Pulitzer Prize winner Rich Whitt's final work of investigative journalism, Behind the Hedges - Big Money and Power Politics at the University of Georgia, exposes just such an instance. The conflicting imperatives of university technology transfer policies are illustrated in the questionable actions by UGA President Michael F. Adams in Chapter 11 of Hedges, entitled The Kaswan Imbroglio.
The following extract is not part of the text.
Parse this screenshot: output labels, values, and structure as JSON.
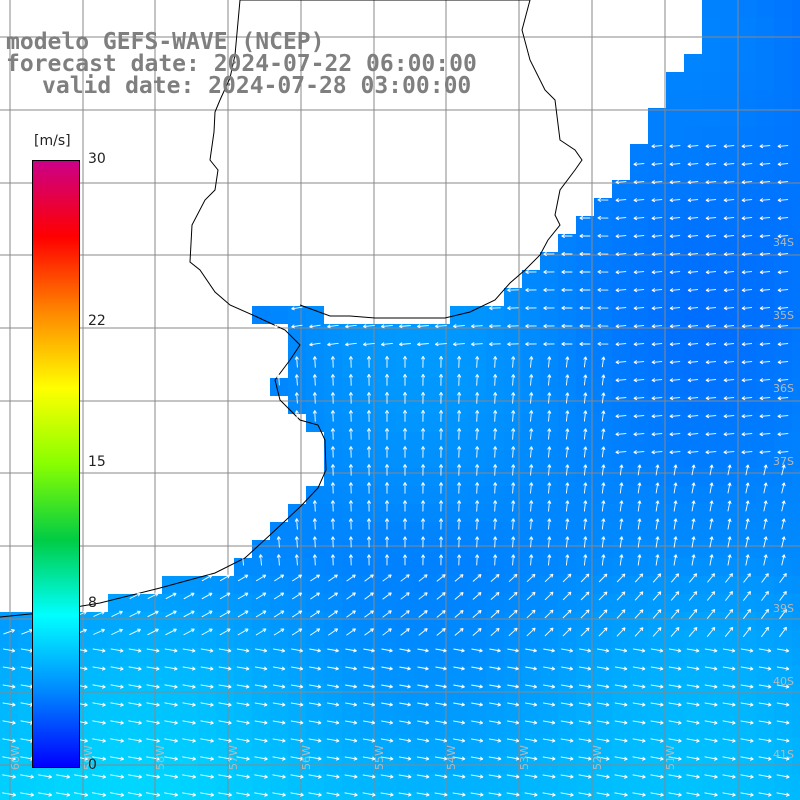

This chapter discusses the monetization (buy-down) of royalties due to UGA from pharmaceutical giant Allergan for the dry-eye invention Restasis®. Dr. Kaswan, a UGA professor and faculty researcher, invented this breakthrough drug which was initially developed as a treatment for chronic dry-eye, but has now been found to remedy a great variety of other ocular disorders. While Kaswan was recognized as the Inventor of the Year by her alma mater in 1998, she was kept in the dark about negotiations leading to the monetization sale of her invention immediately after FDA approval. As a result, uninformed university officials naively sold the royalty stream on Restasis for far less than its true value. This resulted in a loss of royalties to the university and its inventor that exceeded $220 million dollars.

Although Whitt spent over two years investigating UGA for material for his book, he didn't uncover any information regarding Dr. Kaswan, Restasis or the royalty buy-down deal. But when he read an Atlanta Business Chronicle article on this worst-case scenario in intellectual property tech transfer, Whitt immediately contacted Dr. Kaswan to request an interview.